Last night I was laying in bed reading another silly Anita Shreve novel. This one is set in New Hampshire, specifically the part of New Hampshire that I lived in for over a year. The story centers around the towns that crisscross the New Hampshire/Vermont border from the middle of the state upwards. The action in the novel occurs during a very cold, snowy winter in the hills. There are driveways that people can't get up, even in ambulances, and the ice is an omnipresent character in the story.
I laid there and thought, "Now New Hampshire is a perfect place to be very, very sad." All that snow, ice and freezing temperatures seem to encourage long periods of introspection and depression. People close their doors and hole up in their houses. The lack of friendliness in the town's people only personifies the belief that you either, "Live Free or Die" in that state. Independence is cherished and any sign of public weakness should be crushed out immediately like a cigarette butt.
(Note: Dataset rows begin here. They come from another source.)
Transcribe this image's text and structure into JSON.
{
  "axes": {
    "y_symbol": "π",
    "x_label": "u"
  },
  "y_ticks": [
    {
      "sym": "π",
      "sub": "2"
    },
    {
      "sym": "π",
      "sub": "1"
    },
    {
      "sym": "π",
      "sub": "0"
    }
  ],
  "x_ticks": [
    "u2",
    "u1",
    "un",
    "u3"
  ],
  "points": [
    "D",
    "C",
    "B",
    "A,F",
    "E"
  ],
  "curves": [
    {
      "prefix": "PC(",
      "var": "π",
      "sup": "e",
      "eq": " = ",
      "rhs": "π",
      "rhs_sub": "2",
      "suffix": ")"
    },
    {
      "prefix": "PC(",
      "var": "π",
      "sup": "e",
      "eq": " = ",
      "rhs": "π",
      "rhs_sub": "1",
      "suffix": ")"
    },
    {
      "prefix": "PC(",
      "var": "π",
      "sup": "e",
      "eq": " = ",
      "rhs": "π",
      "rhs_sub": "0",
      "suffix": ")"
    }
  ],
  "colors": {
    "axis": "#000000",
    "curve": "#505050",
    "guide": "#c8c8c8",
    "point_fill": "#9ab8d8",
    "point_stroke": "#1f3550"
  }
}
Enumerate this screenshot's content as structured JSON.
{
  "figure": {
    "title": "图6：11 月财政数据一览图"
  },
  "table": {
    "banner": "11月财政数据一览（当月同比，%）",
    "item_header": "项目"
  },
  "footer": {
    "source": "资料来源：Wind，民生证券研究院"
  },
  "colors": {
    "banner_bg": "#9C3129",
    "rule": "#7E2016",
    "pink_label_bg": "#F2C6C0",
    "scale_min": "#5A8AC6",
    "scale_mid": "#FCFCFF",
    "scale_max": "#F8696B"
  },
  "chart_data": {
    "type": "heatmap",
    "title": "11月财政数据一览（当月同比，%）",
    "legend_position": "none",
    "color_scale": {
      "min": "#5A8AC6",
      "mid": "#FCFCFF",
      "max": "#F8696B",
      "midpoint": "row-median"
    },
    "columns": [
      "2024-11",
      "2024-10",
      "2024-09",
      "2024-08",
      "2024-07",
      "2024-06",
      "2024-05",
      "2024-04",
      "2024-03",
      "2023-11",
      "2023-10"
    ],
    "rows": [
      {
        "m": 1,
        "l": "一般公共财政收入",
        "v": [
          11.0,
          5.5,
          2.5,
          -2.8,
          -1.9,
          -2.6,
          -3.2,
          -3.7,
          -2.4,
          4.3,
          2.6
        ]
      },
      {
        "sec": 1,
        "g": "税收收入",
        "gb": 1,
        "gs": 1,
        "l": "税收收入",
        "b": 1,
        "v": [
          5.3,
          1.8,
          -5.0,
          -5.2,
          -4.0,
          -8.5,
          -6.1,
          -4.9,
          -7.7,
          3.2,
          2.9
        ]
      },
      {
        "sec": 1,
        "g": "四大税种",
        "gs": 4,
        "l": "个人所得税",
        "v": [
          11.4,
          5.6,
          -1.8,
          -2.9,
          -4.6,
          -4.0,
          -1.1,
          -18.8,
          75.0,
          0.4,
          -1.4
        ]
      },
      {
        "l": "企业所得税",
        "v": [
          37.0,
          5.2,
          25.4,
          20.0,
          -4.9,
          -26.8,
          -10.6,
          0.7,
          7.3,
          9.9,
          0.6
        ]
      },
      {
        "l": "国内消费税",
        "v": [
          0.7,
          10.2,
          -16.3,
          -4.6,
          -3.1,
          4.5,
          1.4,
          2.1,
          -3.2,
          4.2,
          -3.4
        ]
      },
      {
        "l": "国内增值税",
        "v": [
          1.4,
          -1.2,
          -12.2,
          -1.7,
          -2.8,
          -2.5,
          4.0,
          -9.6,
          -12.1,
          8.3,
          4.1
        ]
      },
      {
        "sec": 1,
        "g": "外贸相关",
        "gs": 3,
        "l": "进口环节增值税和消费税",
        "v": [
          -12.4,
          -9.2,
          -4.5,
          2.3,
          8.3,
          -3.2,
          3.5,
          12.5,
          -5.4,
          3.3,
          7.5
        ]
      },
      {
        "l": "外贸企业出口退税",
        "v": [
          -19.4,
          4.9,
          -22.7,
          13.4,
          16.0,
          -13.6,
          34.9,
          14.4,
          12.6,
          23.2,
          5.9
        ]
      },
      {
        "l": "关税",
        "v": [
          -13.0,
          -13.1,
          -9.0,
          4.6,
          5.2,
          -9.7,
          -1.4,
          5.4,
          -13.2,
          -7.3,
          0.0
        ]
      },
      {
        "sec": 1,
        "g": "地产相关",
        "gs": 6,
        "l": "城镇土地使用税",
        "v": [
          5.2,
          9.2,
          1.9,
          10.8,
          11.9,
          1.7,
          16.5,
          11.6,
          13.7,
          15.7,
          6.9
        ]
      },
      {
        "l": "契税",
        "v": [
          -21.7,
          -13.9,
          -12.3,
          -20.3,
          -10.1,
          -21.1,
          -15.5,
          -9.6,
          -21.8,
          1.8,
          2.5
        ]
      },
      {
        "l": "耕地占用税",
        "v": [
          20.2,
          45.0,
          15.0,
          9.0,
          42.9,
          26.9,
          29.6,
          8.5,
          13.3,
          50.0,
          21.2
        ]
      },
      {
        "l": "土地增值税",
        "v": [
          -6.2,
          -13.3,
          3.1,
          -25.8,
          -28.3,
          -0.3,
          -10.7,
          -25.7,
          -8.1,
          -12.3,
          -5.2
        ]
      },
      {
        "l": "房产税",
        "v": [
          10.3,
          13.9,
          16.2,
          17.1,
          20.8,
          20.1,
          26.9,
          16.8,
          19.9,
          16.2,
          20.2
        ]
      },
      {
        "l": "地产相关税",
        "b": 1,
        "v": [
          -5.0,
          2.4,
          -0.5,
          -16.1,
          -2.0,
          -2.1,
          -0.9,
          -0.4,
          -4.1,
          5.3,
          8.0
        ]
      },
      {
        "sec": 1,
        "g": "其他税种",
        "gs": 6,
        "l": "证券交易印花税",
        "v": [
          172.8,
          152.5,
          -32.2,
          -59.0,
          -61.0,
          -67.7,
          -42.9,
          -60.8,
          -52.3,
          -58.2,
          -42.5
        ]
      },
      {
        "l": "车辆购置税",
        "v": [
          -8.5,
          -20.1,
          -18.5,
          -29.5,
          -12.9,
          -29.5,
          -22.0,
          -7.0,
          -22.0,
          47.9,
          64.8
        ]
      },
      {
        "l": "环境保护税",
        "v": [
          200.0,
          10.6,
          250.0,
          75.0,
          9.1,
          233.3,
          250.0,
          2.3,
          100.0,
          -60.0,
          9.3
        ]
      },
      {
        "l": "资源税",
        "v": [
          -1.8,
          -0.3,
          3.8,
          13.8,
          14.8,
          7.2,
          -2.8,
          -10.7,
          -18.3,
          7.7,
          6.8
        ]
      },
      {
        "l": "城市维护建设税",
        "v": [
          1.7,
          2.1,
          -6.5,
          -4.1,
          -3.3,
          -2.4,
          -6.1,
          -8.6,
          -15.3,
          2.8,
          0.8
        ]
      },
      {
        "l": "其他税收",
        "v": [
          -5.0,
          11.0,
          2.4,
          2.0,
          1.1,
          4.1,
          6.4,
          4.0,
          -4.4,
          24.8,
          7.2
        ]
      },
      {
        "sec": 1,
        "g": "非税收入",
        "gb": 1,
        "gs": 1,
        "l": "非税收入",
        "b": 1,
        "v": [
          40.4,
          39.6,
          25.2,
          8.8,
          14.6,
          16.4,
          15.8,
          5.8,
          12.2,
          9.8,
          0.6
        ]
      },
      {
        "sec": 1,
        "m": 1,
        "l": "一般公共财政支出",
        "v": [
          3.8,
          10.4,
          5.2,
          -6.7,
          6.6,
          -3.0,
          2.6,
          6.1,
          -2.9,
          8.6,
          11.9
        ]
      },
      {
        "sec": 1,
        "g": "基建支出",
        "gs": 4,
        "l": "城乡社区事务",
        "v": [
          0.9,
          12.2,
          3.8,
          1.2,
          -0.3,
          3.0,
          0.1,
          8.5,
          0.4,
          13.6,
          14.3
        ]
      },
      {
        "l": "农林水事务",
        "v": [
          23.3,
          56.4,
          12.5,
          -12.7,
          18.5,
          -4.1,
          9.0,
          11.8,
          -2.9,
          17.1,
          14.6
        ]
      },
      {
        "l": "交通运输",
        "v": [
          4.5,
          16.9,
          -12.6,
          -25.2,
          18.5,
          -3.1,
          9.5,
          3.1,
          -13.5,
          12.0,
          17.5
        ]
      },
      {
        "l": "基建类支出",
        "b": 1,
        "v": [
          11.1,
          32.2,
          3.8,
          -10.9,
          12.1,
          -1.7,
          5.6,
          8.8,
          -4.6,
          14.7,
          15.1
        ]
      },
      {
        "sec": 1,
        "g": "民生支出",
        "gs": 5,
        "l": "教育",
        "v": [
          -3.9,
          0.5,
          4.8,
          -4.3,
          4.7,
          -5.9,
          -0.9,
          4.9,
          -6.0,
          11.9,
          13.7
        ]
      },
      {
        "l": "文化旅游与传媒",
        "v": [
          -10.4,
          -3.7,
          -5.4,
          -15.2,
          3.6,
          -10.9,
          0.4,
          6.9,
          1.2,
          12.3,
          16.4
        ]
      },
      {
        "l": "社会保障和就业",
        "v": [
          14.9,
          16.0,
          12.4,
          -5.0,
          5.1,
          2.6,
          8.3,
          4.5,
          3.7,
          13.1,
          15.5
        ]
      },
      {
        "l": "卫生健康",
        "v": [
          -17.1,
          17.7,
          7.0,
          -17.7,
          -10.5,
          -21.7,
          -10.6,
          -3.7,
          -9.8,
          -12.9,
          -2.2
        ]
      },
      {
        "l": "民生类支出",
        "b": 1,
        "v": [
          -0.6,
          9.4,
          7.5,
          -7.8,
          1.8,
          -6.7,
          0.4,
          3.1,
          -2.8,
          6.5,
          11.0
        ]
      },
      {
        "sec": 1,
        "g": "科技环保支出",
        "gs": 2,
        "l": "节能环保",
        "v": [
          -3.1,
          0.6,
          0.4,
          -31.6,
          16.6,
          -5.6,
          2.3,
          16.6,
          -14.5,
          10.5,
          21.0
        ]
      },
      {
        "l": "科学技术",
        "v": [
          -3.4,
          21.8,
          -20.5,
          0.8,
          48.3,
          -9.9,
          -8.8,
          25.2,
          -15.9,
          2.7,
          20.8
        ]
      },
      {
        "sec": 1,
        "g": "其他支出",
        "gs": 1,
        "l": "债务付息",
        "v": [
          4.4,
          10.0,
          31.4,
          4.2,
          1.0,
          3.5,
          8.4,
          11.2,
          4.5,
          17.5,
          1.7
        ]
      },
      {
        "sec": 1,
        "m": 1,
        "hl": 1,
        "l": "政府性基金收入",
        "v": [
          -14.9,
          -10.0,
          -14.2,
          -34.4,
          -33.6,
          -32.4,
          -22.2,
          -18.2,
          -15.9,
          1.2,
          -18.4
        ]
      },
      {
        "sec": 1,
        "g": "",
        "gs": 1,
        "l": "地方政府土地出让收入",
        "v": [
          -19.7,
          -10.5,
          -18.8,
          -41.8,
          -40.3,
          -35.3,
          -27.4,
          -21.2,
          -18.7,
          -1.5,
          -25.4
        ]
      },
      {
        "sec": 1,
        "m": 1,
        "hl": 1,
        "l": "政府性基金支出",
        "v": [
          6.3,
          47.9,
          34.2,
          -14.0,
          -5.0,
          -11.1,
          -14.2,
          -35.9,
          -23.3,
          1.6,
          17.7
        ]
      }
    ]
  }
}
It really is the kind of place where you could go quietly insane and no one would notice. The neighbors might find you once the ground thaws and the snow melts, but it would be too late by then.
Then I started thinking of all the places where I was unbelievably miserable. The places where I experienced chest tightening anxiety attacks and self-hatred so extreme that I rarely got out of bed. Places where, at times, I functioned only on a life-preserving level. Certainly, Lebanon, New Hampshire tops the list, but it's closely followed by McCall, Idaho - Telmen, Zavkhan, Mongolia - Oxford, England - Philadelphia, Pennsylvania - Friendswood, Texas.
Wherever you go - there you are. Unlike the airlines, your being never loses your baggage.
My baggage is a slightly different from other divorced/single parents that I've met. My baggage doesn't have needs. My baggage doesn't call me to tell me that it needs money or emotional support. I don't have to respond to my baggage and I can go weeks pretending it doesn't exist. My baggage can't keep me from seeing my son because it's in a bad mood (really, we all know that depression and it's twin, anxiety, are rarely in good moods. That's contrary to their nature). It can keep me from enjoying my time with Zac and from appreciating the joy and beauty around me, but I don't have to ask it to file a joint tax return or for extra time on the weekend to be with my son.
The flip side of this coin is that no one claims Zac and I as "family". There is no former partner that I can call that will stop everything to support us, even if they don't love me anymore. It's Zac and I. I make all the decisions, even though I yearn to be in a family of my own making.
I want someone to say that they will always love me - no, love us - regardless of the mistakes I make.